Tak ayal, nama besar tidak menjamin menyajikan informasi bermutu, tampak latah dan subyektif. Logika sederhanya, jika dua pihak menyampaikan perbedaan laporan yang berbeda dan saling bertolak belakang, maka tentu ada yang dapat dipercaya di sisi lain ada yang patut dipertanyakan kebenaran. Nah, yang dipertanyakan inilah cikal bakal berita tidak benar atau hoaks.

Ironisnya, masyarakat sulit memilih dan memilah informasi hoaks dan bukan hoaks. Apalagi sasaran utama penyebaran berita hoaks melalui media sosial. Meningkat pesatnya pengguna media sosial dan kurangnya edukasi menjadi sasaran empuk ‘rudal’ hoaks itu sendiri.

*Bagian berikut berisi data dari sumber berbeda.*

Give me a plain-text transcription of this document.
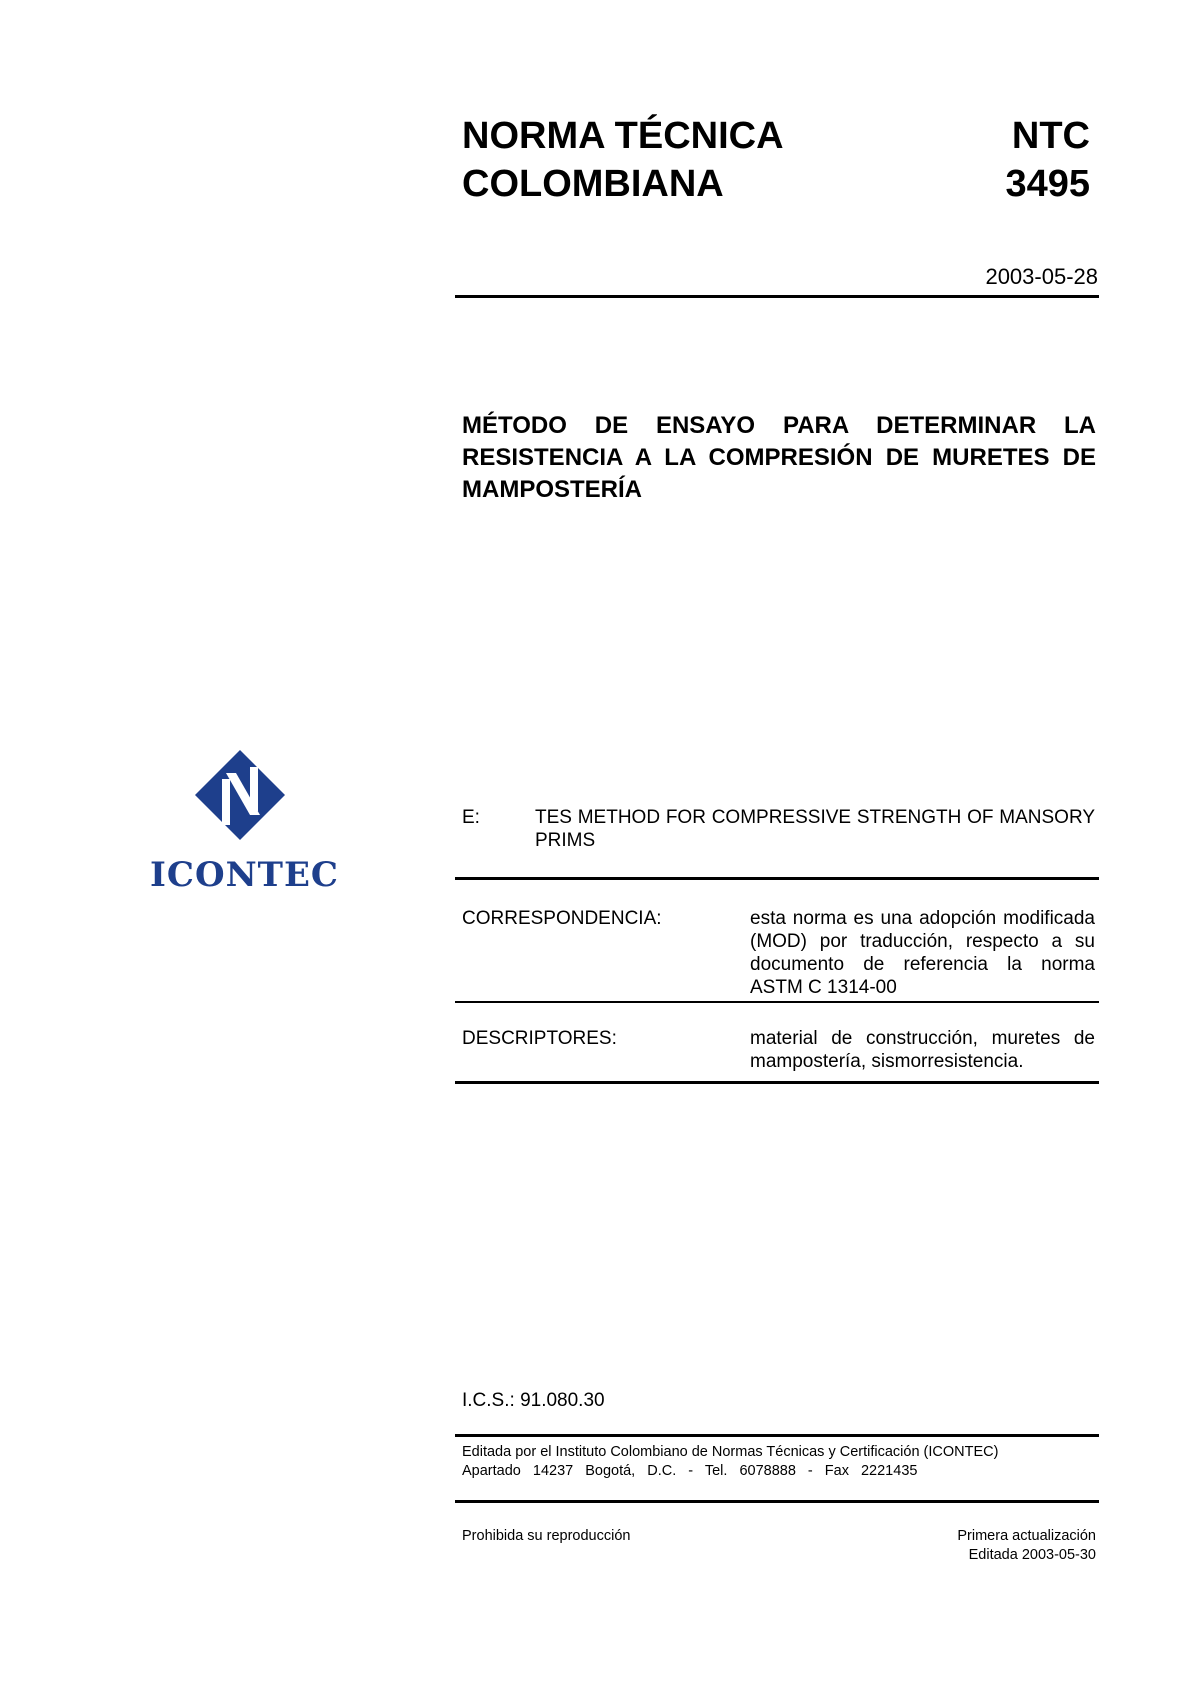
ICONTEC
NORMA TÉCNICA
COLOMBIANA
NTC
3495
2003-05-28
MÉTODO DE ENSAYO PARA DETERMINAR LA RESISTENCIA A LA COMPRESIÓN DE MURETES DE MAMPOSTERÍA
E:	TES METHOD FOR COMPRESSIVE STRENGTH OF MANSORY PRIMS
CORRESPONDENCIA:	esta norma es una adopción modificada (MOD) por traducción, respecto a su documento de referencia la norma ASTM C 1314-00
DESCRIPTORES:	material de construcción, muretes de mampostería, sismorresistencia.
I.C.S.: 91.080.30
Editada por el Instituto Colombiano de Normas Técnicas y Certificación (ICONTEC)
Apartado 14237 Bogotá, D.C. - Tel. 6078888 - Fax 2221435
Prohibida su reproducción	Primera actualización
Editada 2003-05-30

Apalagi, ‘Penggoreng’ informasi kadang terlampau gosong kadang juga kurang matang, pilihannya mau tidak mau tetap disajikan. Kabar buruknya, masyakat yang menerima informasi belum memahami benar citarasa berita benar, lantas menshare dan menyebarluaskan secara langsung tanpa melakukan analisa dan pengkajian.

Meskipun sebenarnya, secara regulasi, aturan yang ada sudah menuntut pengguna sosial media agar lebih cerdas dan lebih berhati-hati. Kontrol sosial juga menjadi ‘melempem’ dan belum berjalan efektif.

Hoaks Dipelihara ?

Semua hoaks punya tujuan masing-masing, dari sesederhana publisitas diri hingga tujuan yang amat genting seperti politik praktis yang digunakan di negara negara penganut paham demokrasi.

Hoaks juga bisa menjadi salah satu strategi yang diterapkan dalam peperangan dan upaya memenangkan pertempuran tanpa senjata. Lazimnya propaganda dalam bentuk ini digunakan pihak yang ‘memiliki kekuasaan’ demi meraih empatik.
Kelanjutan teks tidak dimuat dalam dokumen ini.